If you take a look at most Martial Arts, there seems to be a high degree of focus an disciplined movement and aggression when it comes to the point of combat and it seems to be a logical approach after all, we are trying to prepare ourselves for survival under extremely dangerous conditions.
The main problem with this approach is that it requires a lot of energy – nervous energy in particular and this can drain the body very quickly, leaving you even more vulnerable.
If you look at world class boxers for example, when they enter the ring for a big fight, you can see that there is a high level of intensity and when the first bell sounds, there is usually a spark of nervous energy as the first few punches are thrown, but then they seem to settle. Boxing at this level now turns into a chess game, assuming the matching is fairly even and the one who makes a mistake, get’s punished very quickly, but they rarely can keep up the intensity and pace of the first few rounds throughout the fight.
Now there is a world of difference between fighting in any controlled conditions and out there on the street and that is why it is extremely difficult to train for street encounters as you simply cannot re-create the threat and more importantly the emotional environment that you are likely to encounter. It is the emotional element that I am going to focus on here. We have all heard of the ‘fight or flight’ syndrome and the release of adrenalin when we face a stressful situation and yes in most cases, assuming an exit is available, ‘flight’ is a good thing, but if you have to fight, then you need to be able to survive, whatever the odds.

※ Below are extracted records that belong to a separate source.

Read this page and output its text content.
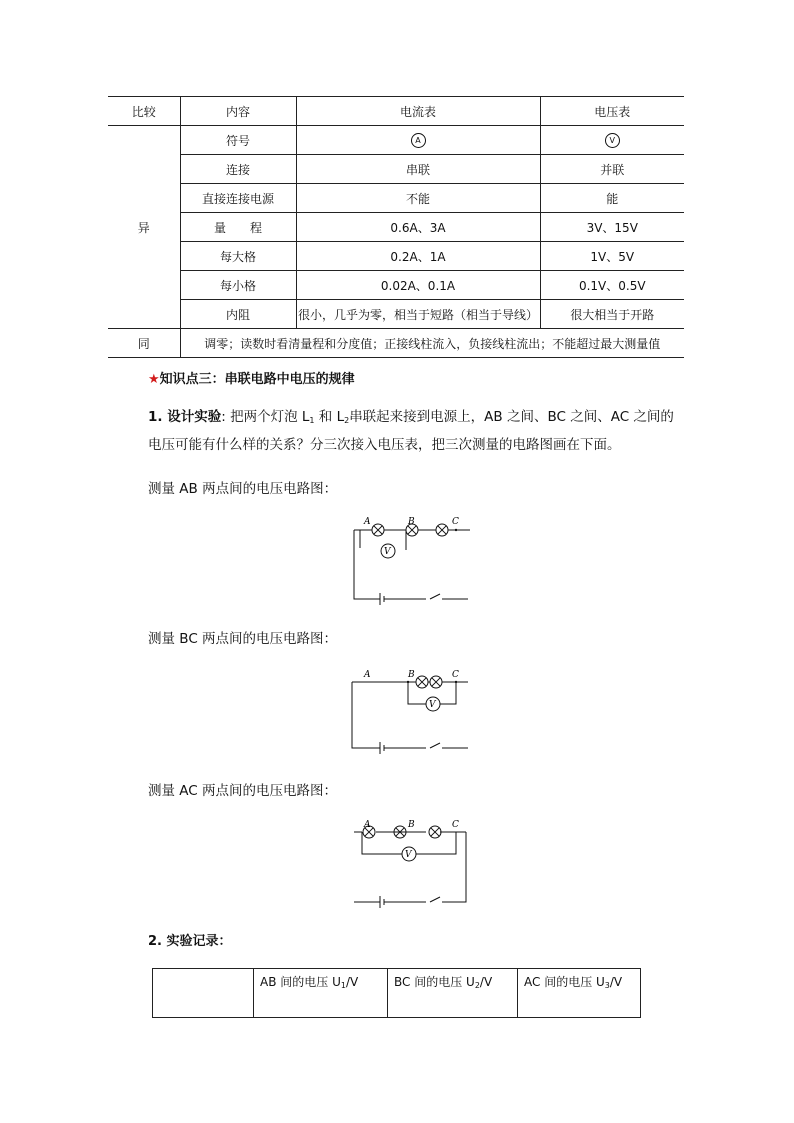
比较	内容	电流表	电压表
异	符号	A	V
	连接	串联	并联
	直接连接电源	不能	能
	量　　程	0.6A、3A	3V、15V
	每大格	0.2A、1A	1V、5V
	每小格	0.02A、0.1A	0.1V、0.5V
	内阻	很小，几乎为零，相当于短路（相当于导线）	很大相当于开路
同	调零；读数时看清量程和分度值；正接线柱流入，负接线柱流出；不能超过最大测量值		
★知识点三：串联电路中电压的规律
1. 设计实验: 把两个灯泡 $L_1$ 和 $L_2$串联起来接到电源上，AB 之间、BC 之间、AC 之间的
电压可能有什么样的关系？分三次接入电压表，把三次测量的电路图画在下面。
测量 AB 两点间的电压电路图：
V
A	B	C
测量 BC 两点间的电压电路图：
V
A	B	C
测量 AC 两点间的电压电路图：
V
A	B	C
2. 实验记录：
	AB 间的电压 $U_1/V$	BC 间的电压 $U_2/V$	AC 间的电压 $U_3/V$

When you are at the stage of fighting for survival, all of those disciplined techniques seem to go out of the window and as aggressive as you want to be, you will not be able to sustain the level of aggression for long and this is fine when the confrontation lasts for a minute or so, but what about longer? As strange as it seems, this is when you need to be relaxed and calm. When you are relaxed, your body can move – a relaxed muscle is a fast muscle and this is the main fundamental of Ballistic Striking, but unless you are in the front line of ‘business’ and are training every day for extended periods of time, in as near to real life situations as possible, how can you prepare?
First, let me define ‘relaxed’ and I am not talking about walking around like a rag doll or being so loose that you lose your structure, you need to be strong, but able to move quickly and respond to the threat, but not so strong that you become tense and unable to move. Also, you need to control your breathing so you can remain as calm as possible and control the adrenaline response to help you sustain your efforts and in a article, it is extremely difficult to explain. To help you understand, think of a cat and how relaxed it is when moving around normally, then when there is a threat, the cat becomes ferocious in its response and then after, goes back to sleep! The cat although seems fierce and strong when it lashes out, is able to move very quickly and sustain its effort. When the cat strikes, it uses only the muscles it needs and the rest of its body provides the support for the action and of course, the animal is extremely focused.
Of course, we are not cats, but I am just using this as an example, so how can we train for this? As I have already said, re-creating a full on combat situation is almost impossible, even for Special Forces personnel, but there are some simple things you can do. There is a lot of criticism and controversy out there about how in Russian Martial Arts, we seem to practice techniques slowly and almost in a light hearted environment and at first glance it looks very strange and far from combat effective. But like many things in life, this aspect is rarely understood and there is a very good reason to practice this way.
When you are relaxed, you can move and movement is the key, along with breathing and keeping your structure. The slow training allows the person to move instinctively and more importantly, to respond instinctively and not with pre-arranged techniques or ‘stances’. Over time, the movement will become fluid and there will be little thought given to any specific response, only the natural one. Also, each time you respond, because you are working at extremely slow speeds, your body and mind will commit that response to memory and the easier it will be to utilize that response if you need to. In this way, you can subconsciously train different responses to different situations, but those responses will be unique to you. When you train this way you will train your body to keep its structure and also to control your breathing.
It is very important to work at this slow speed, but also, you have to work at higher speeds and this is where the realism comes in, but try always to move and respond naturally and in that way you will not have to ‘think’ about how to respond as it will come naturally.
You can also take a couple of exercises such as the push up and squat and do the following:
Support yourself in the push up position and begin to breathe deeply, you will feel the stress on your shoulders as they are doing most of the work. Now mentally and physically feel that your back muscles are now supporting your body and relax your shoulders as much as possible, then move down to your legs and relax the shoulders and back, then move to the left side for support, then the right, each time without changing your position. In this way you can learn to engage different muscles and relax others, only using the muscles you need. The same goes for the squat – lower yourself to half way down and hold and again, breathe deeply and start to feel the muscles that are supporting you. When you squat, you must totally relax the upper body and most of you will not when you first try it as you will be focusing of the total movement, but over time and with practice, you will feel all of the different muscles involved and you will expend only the energy you need to, by using only the muscles you need to perform the movement, but always remember to breathe smoothly and deeply!
Finally as I always say, combat is a vicious and nasty business and I sincerely hope you never have to experience it, but if you do, your first objective is to survive and get out of the situation intact!